Isn't the number of threads determined by pipeline/memory latency hiding requirements?
As an example, imagine the kernel requires 256 scalar registers. On VLIW that's 64 vec4 registers. So, on VLIW you get 4 hardware threads to hide latency. On GCN that's also 4 hardware threads. The hardware thread count is the same because both architectures have the same quantity of register file per CU.
With VLIW these 4 hardware threads are sharing a single SIMD and a single register file. So when 1 thread issues a memory request, there are 3 other hardware threads that can run.
On GCN, you have 4 SIMDs, each with a private register file that's one-quarter of the CU's total register file capacity. So when sharing out the 4 hardware threads, each SIMD ends up with a single hardware thread. So when any of those hardware threads issues a memory request, the SIMD it was running on falls idle. Therefore latency has not been hidden.

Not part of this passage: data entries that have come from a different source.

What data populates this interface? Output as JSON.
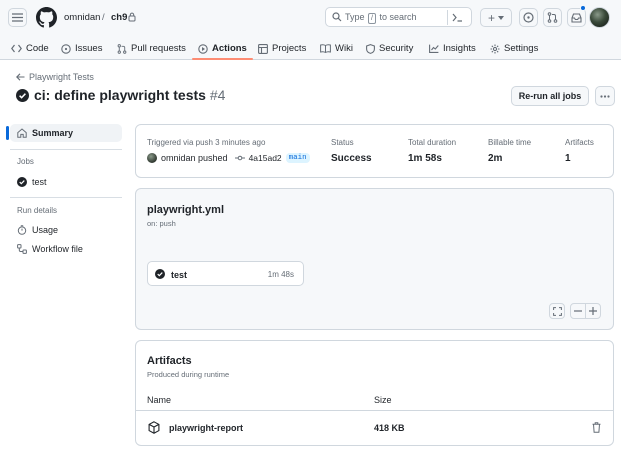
{
  "header": {
    "owner": "omnidan",
    "separator": "/",
    "repo": "ch9",
    "search_prefix": "Type",
    "search_key": "/",
    "search_suffix": "to search",
    "plus_label": "+"
  },
  "tabs": [
    {
      "label": "Code",
      "icon": "code-icon"
    },
    {
      "label": "Issues",
      "icon": "issue-icon"
    },
    {
      "label": "Pull requests",
      "icon": "pull-request-icon"
    },
    {
      "label": "Actions",
      "icon": "play-icon",
      "active": true
    },
    {
      "label": "Projects",
      "icon": "table-icon"
    },
    {
      "label": "Wiki",
      "icon": "book-icon"
    },
    {
      "label": "Security",
      "icon": "shield-icon"
    },
    {
      "label": "Insights",
      "icon": "graph-icon"
    },
    {
      "label": "Settings",
      "icon": "gear-icon"
    }
  ],
  "page": {
    "back_label": "Playwright Tests",
    "title": "ci: define playwright tests",
    "run_number": "#4",
    "rerun_label": "Re-run all jobs"
  },
  "sidebar": {
    "summary": "Summary",
    "jobs_heading": "Jobs",
    "job_test": "test",
    "run_details_heading": "Run details",
    "usage": "Usage",
    "workflow_file": "Workflow file"
  },
  "summary": {
    "trigger_label": "Triggered via push 3 minutes ago",
    "actor_text": "omnidan pushed",
    "commit_sha": "4a15ad2",
    "branch": "main",
    "status_label": "Status",
    "status_value": "Success",
    "duration_label": "Total duration",
    "duration_value": "1m 58s",
    "billable_label": "Billable time",
    "billable_value": "2m",
    "artifacts_label": "Artifacts",
    "artifacts_value": "1"
  },
  "workflow": {
    "file": "playwright.yml",
    "event": "on: push",
    "job_name": "test",
    "job_time": "1m 48s"
  },
  "artifacts": {
    "title": "Artifacts",
    "subtitle": "Produced during runtime",
    "col_name": "Name",
    "col_size": "Size",
    "rows": [
      {
        "name": "playwright-report",
        "size": "418 KB"
      }
    ]
  },
  "colors": {
    "success": "#1f2328",
    "accent": "#0969da",
    "active_tab_underline": "#fd8c73"
  }
}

To hide even the smallest amount of latency requires at least two hardware threads. On GCN with 4 SIMDs per CU, that means 8 hardware threads are required. On VLIW, only 2 hardware threads are required. When both are given a kernel with the same register file allocation (measured in bytes per work item), you will end up with more latency-hiding capability on VLIW.
hardware thread count = Compute Unit RF size / work item allocation / work items per hardware thread / count of SIMDs
CU RF Size = 262144 bytes
work item allocation = 256 scalar registers * 4 bytes per register = 1024 bytes
work items per hardware thread = 64
You can rewrite this in terms of per-SIMD:
hardware thread count = RF size / work item allocation / work items per hardware thread
RF Size is 65536 bytes on GCN. But on VLIW it's 262144.
The counter argument would be that on GCN, when a SIMD falls idle, only 16 SIMD lanes are actually idling. Whereas on VLIW, 64 lanes are idling (and each of those is 4 or 5 operations). The problem with this argument is simply that the VLIW architecture generally has enough hardware threads to not fall idle, or to idle for much shorter periods of time.
EDIT: brainfart alert, that should be "Whereas on VLIW, 80 or 64 lanes are idling (VLIW-5 or VLIW-4)."